Was ist ein "Herr"?

Ein Herr, so wie es in der Bibel beschrieben steht, ist eigentlich nur ein Mensch, der sich Gedanken über Gott und die Welt und das Miteinander auf der Welt macht.Es versucht, dass in einem bestimmten Gebiet die Menschen miteinander leben.

Denn das die Bibel die Direkte Demokratie fordert, dass erfahren wir ebenso aus der Offenbarung.

Offb 20,6
Selig ist der und heilig, der teilhat an der ersten Auferstehung. Über diese hat der zweite Tod keine Macht; sondern sie werden Priester Gottes und Christi sein und mit ihm regieren tausend Jahre.

Ebenso wie wir erfahren, dass ein Herr keiner ist, der herrscht, sonst würde er sich nicht von den Königen unterscheiden.

Offb 17,14
Die werden gegen das Lamm kämpfen, und das Lamm wird sie überwinden, denn es ist der Herr aller Herren und der König aller Könige, und die mit ihm sind, sind die Berufenen und Auserwählten und Gläubigen.

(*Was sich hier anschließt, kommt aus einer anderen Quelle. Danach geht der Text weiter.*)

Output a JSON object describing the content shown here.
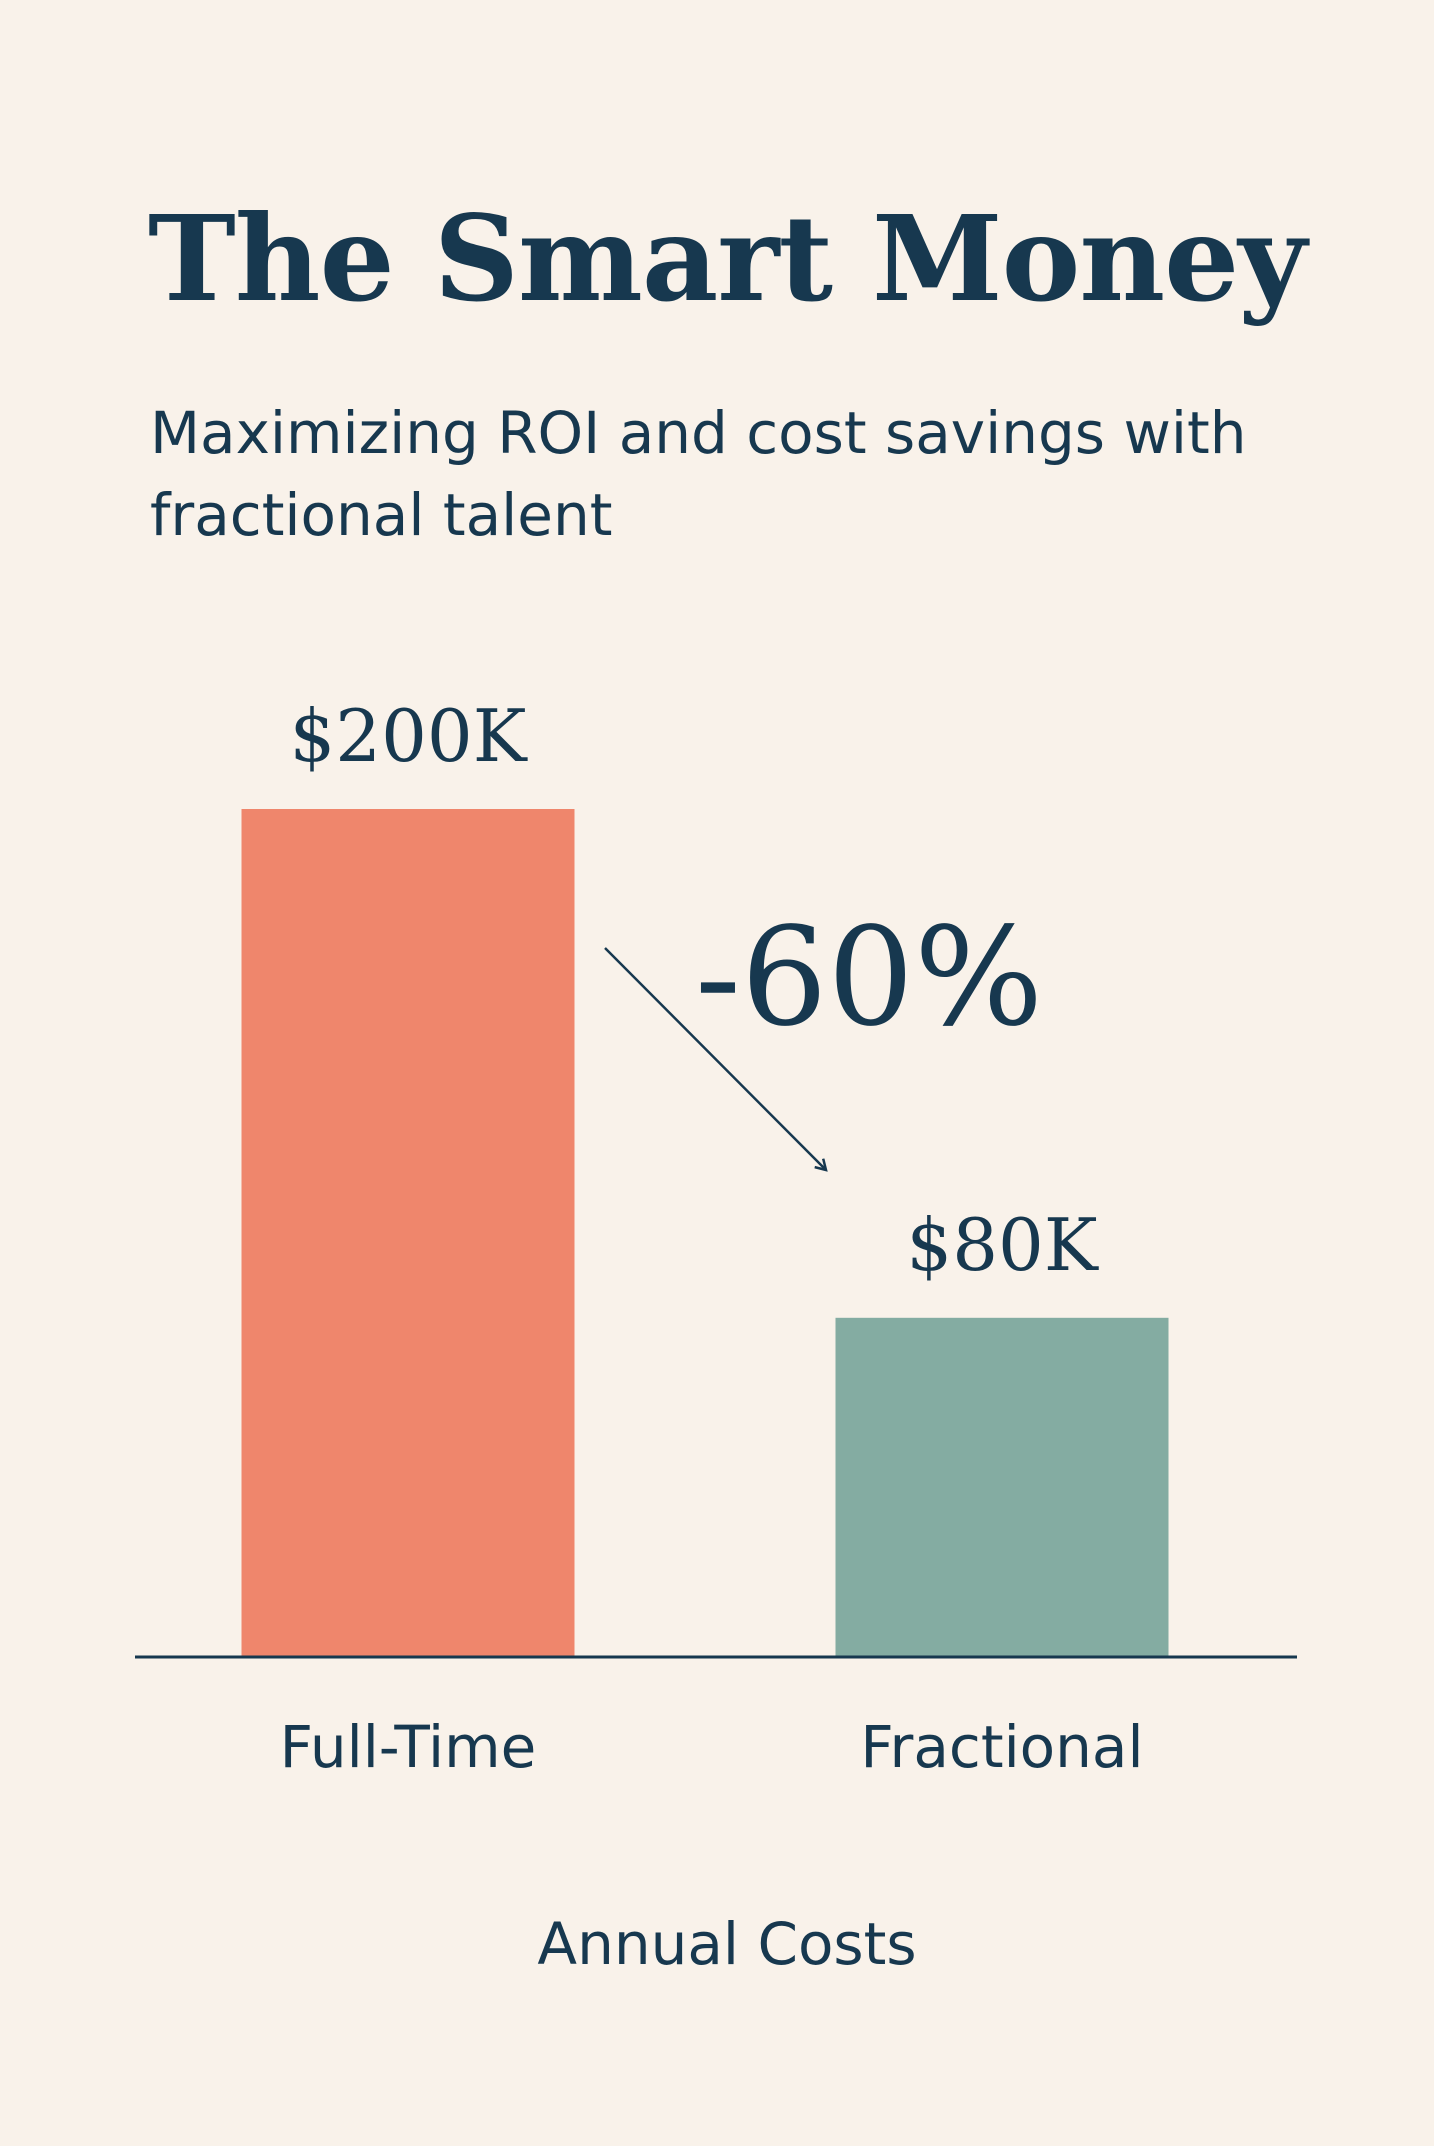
{
  "title": "The Smart Money",
  "subtitle": "Maximizing ROI and cost savings with fractional talent",
  "chart_data": {
    "type": "bar",
    "categories": [
      "Full-Time",
      "Fractional"
    ],
    "values": [
      200,
      80
    ],
    "value_labels": [
      "$200K",
      "$80K"
    ],
    "xlabel": "Annual Costs",
    "ylabel": "",
    "change_label": "-60%",
    "colors": [
      "#ef866c",
      "#84aca2"
    ],
    "axis_color": "#17384f",
    "text_color": "#17384f",
    "background": "#f9f2ea"
  }
}
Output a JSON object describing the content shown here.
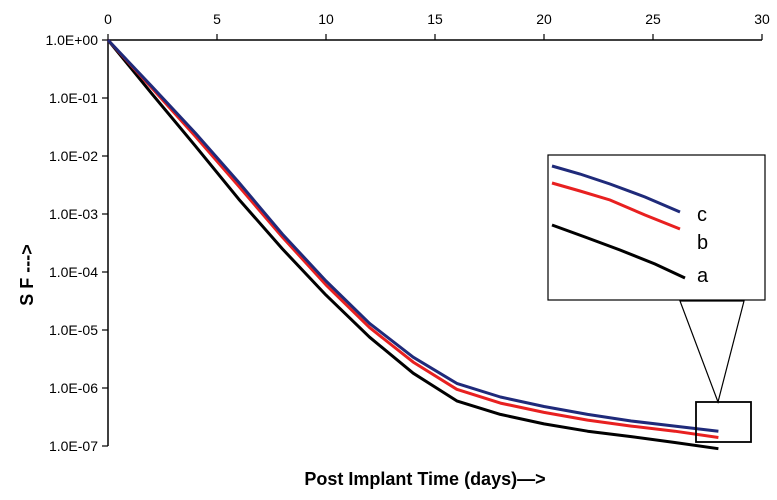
{
  "chart_data": {
    "type": "line",
    "xlabel": "Post Implant Time (days)—>",
    "ylabel": "S F --->",
    "xlim": [
      0,
      30
    ],
    "ylim": [
      1e-07,
      1
    ],
    "yscale": "log",
    "x_ticks": [
      "0",
      "5",
      "10",
      "15",
      "20",
      "25",
      "30"
    ],
    "y_ticks": [
      "1.0E+00",
      "1.0E-01",
      "1.0E-02",
      "1.0E-03",
      "1.0E-04",
      "1.0E-05",
      "1.0E-06",
      "1.0E-07"
    ],
    "x_axis_position": "top",
    "grid": false,
    "series": [
      {
        "name": "a",
        "color": "#000000",
        "x": [
          0,
          2,
          4,
          6,
          8,
          10,
          12,
          14,
          16,
          18,
          20,
          22,
          24,
          26,
          28
        ],
        "y": [
          1.0,
          0.12,
          0.015,
          0.0018,
          0.00025,
          4e-05,
          7.5e-06,
          1.8e-06,
          6e-07,
          3.5e-07,
          2.4e-07,
          1.8e-07,
          1.45e-07,
          1.15e-07,
          9e-08
        ]
      },
      {
        "name": "b",
        "color": "#e82020",
        "x": [
          0,
          2,
          4,
          6,
          8,
          10,
          12,
          14,
          16,
          18,
          20,
          22,
          24,
          26,
          28
        ],
        "y": [
          1.0,
          0.15,
          0.022,
          0.003,
          0.0004,
          6e-05,
          1.1e-05,
          2.8e-06,
          9.5e-07,
          5.5e-07,
          3.8e-07,
          2.8e-07,
          2.2e-07,
          1.8e-07,
          1.4e-07
        ]
      },
      {
        "name": "c",
        "color": "#1f2a7a",
        "x": [
          0,
          2,
          4,
          6,
          8,
          10,
          12,
          14,
          16,
          18,
          20,
          22,
          24,
          26,
          28
        ],
        "y": [
          1.0,
          0.16,
          0.025,
          0.0035,
          0.00045,
          7e-05,
          1.3e-05,
          3.4e-06,
          1.2e-06,
          7e-07,
          4.8e-07,
          3.5e-07,
          2.7e-07,
          2.2e-07,
          1.8e-07
        ]
      }
    ],
    "inset": {
      "shows": "magnified view of the curves near the last x values",
      "labels": [
        "c",
        "b",
        "a"
      ]
    }
  }
}
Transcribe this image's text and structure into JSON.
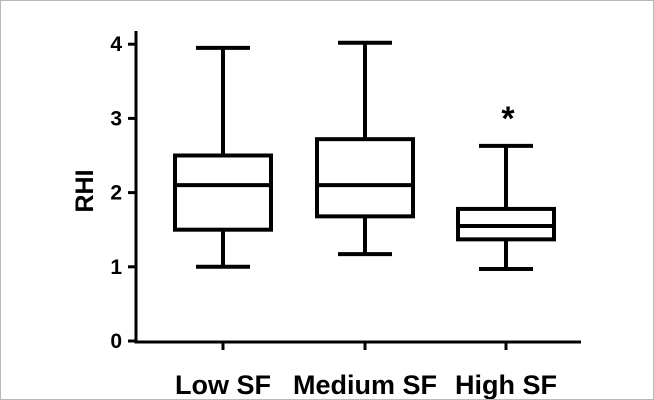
{
  "chart_data": {
    "type": "box",
    "title": "",
    "xlabel": "",
    "ylabel": "RHI",
    "ylim": [
      0,
      4.3
    ],
    "yticks": [
      "0",
      "1",
      "2",
      "3",
      "4"
    ],
    "grid": false,
    "legend": "none",
    "categories": [
      "Low SF",
      "Medium SF",
      "High SF"
    ],
    "boxes": [
      {
        "category": "Low SF",
        "min": 1.0,
        "q1": 1.5,
        "median": 2.1,
        "q3": 2.5,
        "max": 3.95,
        "annotation": ""
      },
      {
        "category": "Medium SF",
        "min": 1.17,
        "q1": 1.68,
        "median": 2.1,
        "q3": 2.72,
        "max": 4.02,
        "annotation": ""
      },
      {
        "category": "High SF",
        "min": 0.97,
        "q1": 1.37,
        "median": 1.55,
        "q3": 1.78,
        "max": 2.63,
        "annotation": "*"
      }
    ],
    "colors": {
      "stroke": "#000000",
      "fill": "#ffffff"
    }
  }
}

Jesus lehrt uns, den Menschen zu dienen.

Joh 13,14
Wenn nun ich, euer Herr und Meister, euch die Füße gewaschen habe, so sollt auch ihr euch untereinander die Füße waschen.

Uns also als Berater der Gesellschaft und nicht als Herrscher zu sehen.

Einer der auf die Geringsten schaut.

Mt 25,40 Und der König wird antworten und zu ihnen sagen: Wahrlich, ich sage euch: Was ihr getan habt einem von diesen meinen geringsten Brüdern, das habt ihr mir getan.
Mt 25,45
Dann wird er ihnen antworten und sagen: Wahrlich, ich sage euch: Was ihr nicht getan habt einem von diesen Geringsten, das habt ihr mir auch nicht getan.

Und den Frieden stiftet.

Mt. 5,9
Selig sind die Frieden stiften, denn sie werden Kinder Gottes heissen.

Die anderen dazu aufruft Jesus ähnlich zu sein. Ihr Kreuz auf sich zu nehmem.

Mt 16,24
Da sprach Jesus zu seinen Jüngern: Will mir jemand nachfolgen, der verleugne sich selbst und nehme sein Kreuz auf sich und folge mir.

Und genau das unterscheidet das heutige Modell der Politik, von dem der Bibel.

Findet Ihr nicht?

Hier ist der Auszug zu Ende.